The shadowy nature of SRC International has caused constant comment in Malaysia, set up as it was with RM4 billion borrowed from the public pension fund KWAP, which has never been properly accounted for. One of its known ventures however (through a BVI vehicle naturally) was a joint venture with none other than that sturdy business partner Aabar and KAQ, named none other than Aabar-SRC Strategic Resources Ltd.
Was name play once again at work as money flushed through these off-shore concerns with such similar names and confusion of cross-ownerships? Did, by any chance, money flow in this fashion from the pension fund through 1MDB and its joint ventures with Aabar and into a private deal between Jho Low and Khadem?
We cannot know, because when questioned on these matters, the Finance Minister (cum Prime Minister, cum sole shareholder of 1MDB) hived SRC off from 1MDB and put it under his own Ministry of Finance portfolio, from where he has refused to release transparent accounts ever since. The public money remains unaccounted for!
Merryl Capital
Move on to what the Australian newspaper describes as the mysterious off-shore company Merryl Capital, which was stuck right in the middle of the unravelling scandal in Australia over the finance company Bridge Global, which Najib (doubtless on the advice of 1MDB’s advisor Jho Low) used to invest the alleged profits (obtained not in cash, but in ‘promissory notes’ mind you) made from the PetroSaudi deal, from which Good Star had siphoned most of 1MDB’s original investment.
As the Australian points out, despite its name, this entity has nothing to do with the more famous Merryl Lynch.
Bridge Partners didn’t pay in cash but in promissory notes — IOUs — which 1MDB then invested in Bridge Global Absolute Return. According to Bridge Global’s prospectus, Bridge Global Absolute Return is managed by Hanhong, a Hong Kong securities company in which it planned to buy a half stake.
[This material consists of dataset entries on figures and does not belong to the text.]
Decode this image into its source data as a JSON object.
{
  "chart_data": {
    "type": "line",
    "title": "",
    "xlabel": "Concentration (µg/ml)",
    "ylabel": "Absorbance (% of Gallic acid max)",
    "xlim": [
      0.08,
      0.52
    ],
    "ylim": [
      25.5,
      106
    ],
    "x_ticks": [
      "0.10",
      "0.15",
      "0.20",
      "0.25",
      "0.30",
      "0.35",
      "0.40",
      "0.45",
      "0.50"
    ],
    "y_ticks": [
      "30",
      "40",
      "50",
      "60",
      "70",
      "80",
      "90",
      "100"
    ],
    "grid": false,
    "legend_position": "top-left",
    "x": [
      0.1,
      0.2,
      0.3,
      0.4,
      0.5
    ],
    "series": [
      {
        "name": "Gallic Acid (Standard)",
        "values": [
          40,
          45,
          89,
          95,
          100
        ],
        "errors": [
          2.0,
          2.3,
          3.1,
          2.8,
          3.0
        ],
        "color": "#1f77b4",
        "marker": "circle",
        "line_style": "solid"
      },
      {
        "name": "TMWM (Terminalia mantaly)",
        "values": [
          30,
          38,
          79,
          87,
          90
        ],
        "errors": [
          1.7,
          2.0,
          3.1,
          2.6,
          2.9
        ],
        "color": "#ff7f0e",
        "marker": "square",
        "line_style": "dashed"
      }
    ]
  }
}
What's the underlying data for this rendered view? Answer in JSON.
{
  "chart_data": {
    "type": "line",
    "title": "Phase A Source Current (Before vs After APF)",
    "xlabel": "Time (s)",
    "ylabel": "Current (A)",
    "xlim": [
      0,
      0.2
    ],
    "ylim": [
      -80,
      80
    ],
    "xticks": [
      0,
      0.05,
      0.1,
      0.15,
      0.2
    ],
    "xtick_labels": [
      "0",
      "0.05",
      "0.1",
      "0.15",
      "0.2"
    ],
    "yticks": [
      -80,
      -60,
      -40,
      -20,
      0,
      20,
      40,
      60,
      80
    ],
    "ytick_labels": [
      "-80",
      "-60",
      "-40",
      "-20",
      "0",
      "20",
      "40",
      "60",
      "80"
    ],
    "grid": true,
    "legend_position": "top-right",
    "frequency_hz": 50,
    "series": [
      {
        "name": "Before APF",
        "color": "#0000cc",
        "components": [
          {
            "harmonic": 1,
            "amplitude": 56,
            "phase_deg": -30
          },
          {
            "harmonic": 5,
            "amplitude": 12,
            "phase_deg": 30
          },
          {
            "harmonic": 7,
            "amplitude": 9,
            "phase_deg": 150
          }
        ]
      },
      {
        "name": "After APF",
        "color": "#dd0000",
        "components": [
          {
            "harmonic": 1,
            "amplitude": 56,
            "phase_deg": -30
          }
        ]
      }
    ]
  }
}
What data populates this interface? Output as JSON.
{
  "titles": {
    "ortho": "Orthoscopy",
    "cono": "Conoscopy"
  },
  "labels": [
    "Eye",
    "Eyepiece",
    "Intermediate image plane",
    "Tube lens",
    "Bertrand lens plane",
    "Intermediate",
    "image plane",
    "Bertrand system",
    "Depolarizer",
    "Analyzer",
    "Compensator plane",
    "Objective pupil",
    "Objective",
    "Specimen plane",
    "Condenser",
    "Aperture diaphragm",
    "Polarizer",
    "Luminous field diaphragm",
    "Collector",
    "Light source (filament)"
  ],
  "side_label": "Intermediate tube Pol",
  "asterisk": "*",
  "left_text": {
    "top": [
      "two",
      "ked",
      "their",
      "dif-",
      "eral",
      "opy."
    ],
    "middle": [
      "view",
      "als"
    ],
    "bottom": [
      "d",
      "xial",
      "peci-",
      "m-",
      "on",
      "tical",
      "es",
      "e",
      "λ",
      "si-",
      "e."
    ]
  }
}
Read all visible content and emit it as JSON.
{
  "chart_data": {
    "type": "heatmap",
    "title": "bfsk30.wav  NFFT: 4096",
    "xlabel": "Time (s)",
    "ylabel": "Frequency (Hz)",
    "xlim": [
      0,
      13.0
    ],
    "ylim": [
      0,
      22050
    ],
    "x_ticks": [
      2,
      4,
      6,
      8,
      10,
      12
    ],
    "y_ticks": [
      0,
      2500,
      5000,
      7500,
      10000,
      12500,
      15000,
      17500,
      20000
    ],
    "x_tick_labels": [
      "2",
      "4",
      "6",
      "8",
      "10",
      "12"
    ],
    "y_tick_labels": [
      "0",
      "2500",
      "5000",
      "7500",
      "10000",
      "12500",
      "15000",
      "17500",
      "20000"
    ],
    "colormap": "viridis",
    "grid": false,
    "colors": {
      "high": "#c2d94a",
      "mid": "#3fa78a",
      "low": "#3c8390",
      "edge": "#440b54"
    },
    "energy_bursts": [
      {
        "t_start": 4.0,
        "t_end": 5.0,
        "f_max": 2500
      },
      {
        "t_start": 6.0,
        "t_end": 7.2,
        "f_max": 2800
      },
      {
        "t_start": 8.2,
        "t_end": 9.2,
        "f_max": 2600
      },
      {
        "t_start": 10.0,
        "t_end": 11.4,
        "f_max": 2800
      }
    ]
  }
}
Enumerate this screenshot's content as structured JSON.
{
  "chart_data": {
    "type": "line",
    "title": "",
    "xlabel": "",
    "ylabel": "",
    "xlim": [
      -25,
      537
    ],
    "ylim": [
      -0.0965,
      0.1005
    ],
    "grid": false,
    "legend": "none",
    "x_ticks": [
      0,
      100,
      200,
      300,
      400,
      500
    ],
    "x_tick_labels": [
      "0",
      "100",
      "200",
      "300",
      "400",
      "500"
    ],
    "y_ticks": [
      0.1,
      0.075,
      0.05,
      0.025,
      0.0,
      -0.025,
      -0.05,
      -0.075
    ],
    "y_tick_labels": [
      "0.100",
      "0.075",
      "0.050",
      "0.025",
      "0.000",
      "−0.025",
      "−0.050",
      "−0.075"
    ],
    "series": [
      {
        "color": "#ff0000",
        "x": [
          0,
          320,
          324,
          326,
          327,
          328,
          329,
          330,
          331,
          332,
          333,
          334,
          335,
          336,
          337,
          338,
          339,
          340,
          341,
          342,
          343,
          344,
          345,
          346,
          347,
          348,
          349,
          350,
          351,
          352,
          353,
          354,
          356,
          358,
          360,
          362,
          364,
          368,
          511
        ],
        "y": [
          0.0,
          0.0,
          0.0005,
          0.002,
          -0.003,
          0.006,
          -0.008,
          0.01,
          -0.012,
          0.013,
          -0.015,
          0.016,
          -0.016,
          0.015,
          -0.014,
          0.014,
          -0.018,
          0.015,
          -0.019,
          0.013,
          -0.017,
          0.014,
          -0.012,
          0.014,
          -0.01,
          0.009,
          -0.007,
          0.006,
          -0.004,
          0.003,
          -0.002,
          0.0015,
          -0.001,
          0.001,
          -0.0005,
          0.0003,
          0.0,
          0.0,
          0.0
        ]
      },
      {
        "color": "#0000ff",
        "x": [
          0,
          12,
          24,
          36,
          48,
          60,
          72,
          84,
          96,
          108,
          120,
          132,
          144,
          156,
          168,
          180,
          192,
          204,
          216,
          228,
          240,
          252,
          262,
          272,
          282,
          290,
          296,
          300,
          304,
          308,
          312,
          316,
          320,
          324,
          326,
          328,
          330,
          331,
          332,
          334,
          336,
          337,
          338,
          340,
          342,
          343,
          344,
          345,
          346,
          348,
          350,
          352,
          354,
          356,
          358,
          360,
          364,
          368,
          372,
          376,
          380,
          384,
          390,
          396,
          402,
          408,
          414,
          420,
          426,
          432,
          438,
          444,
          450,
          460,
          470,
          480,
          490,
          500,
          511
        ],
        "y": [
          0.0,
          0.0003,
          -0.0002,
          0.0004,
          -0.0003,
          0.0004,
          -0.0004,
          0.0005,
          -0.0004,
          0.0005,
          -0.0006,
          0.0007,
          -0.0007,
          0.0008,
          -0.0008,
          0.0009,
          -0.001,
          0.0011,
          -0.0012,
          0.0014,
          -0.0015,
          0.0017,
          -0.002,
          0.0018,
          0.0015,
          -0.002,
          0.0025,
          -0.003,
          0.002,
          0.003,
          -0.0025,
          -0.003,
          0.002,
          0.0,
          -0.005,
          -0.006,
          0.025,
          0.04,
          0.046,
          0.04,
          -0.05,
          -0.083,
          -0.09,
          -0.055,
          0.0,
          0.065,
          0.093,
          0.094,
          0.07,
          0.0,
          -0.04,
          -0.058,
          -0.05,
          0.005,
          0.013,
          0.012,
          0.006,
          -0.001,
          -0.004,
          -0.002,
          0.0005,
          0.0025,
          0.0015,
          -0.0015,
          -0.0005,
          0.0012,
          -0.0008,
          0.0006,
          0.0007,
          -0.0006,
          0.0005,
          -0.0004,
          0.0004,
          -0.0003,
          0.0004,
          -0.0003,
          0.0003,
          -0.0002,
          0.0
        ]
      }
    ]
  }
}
Bridge Global Absolute Return owns almost 10 per cent of Bridge Global, making it the company’s second-biggest shareholder behind another mysterious offshore entity, Merrill Capital, which owns 10.2 per cent.
Despite its name, Merrill Capital appears not to be linked to Merrill Lynch, according to Mr Childs’ affidavit. It is instead a UAE company associated with Mr Goh that owns some 8.5 per cent of Avestra.
To cover the Petrosaudi hole, it’s alleged that in 2012 1MDB signed a deal with Abu Dhabi’s International Petroleum Investment Corporation under which IPIC guaranteed $US3.5bn of bonds issued by 1MDB.
Aabar Investments PJS Ltd
So, it looks like we have an established modus operandi indeed when it comes to the way Jho Low played David Copperfield conjuring tricks with 1MDB’s money, as it slipped away from the public fund that was being administered by his boss the PM, and into companies with names designed to make them sound like a more reputable outfit linked to established 1MDB deals.
The latest revelation that US$850 million was likewise transferred to Aabar Investments PJS Ltd by 1MDB thus follows an established pattern. The WSJ have reported that Aabar has confirmed that this off-shore BVI entity, which was opened to take the money and then closed down agains shortly after, has nothing to do with their own group.
Abu Dhabi have, of course, long since sacked Khadem Al Qubaisi, after all these irregularities came to light at the start of the year. Yet, Malaysia’s PM continues to defend 1MDB and Jho Low and he is obstructing vigorously the attempts to investigate what went wrong with all that missing money.
Other off-shore companies with surprisingly similar names to more reputable firms doubtless wait to be discovered and the 1MDB scandal continues to inevitably unravel in the face of the international investigations underway.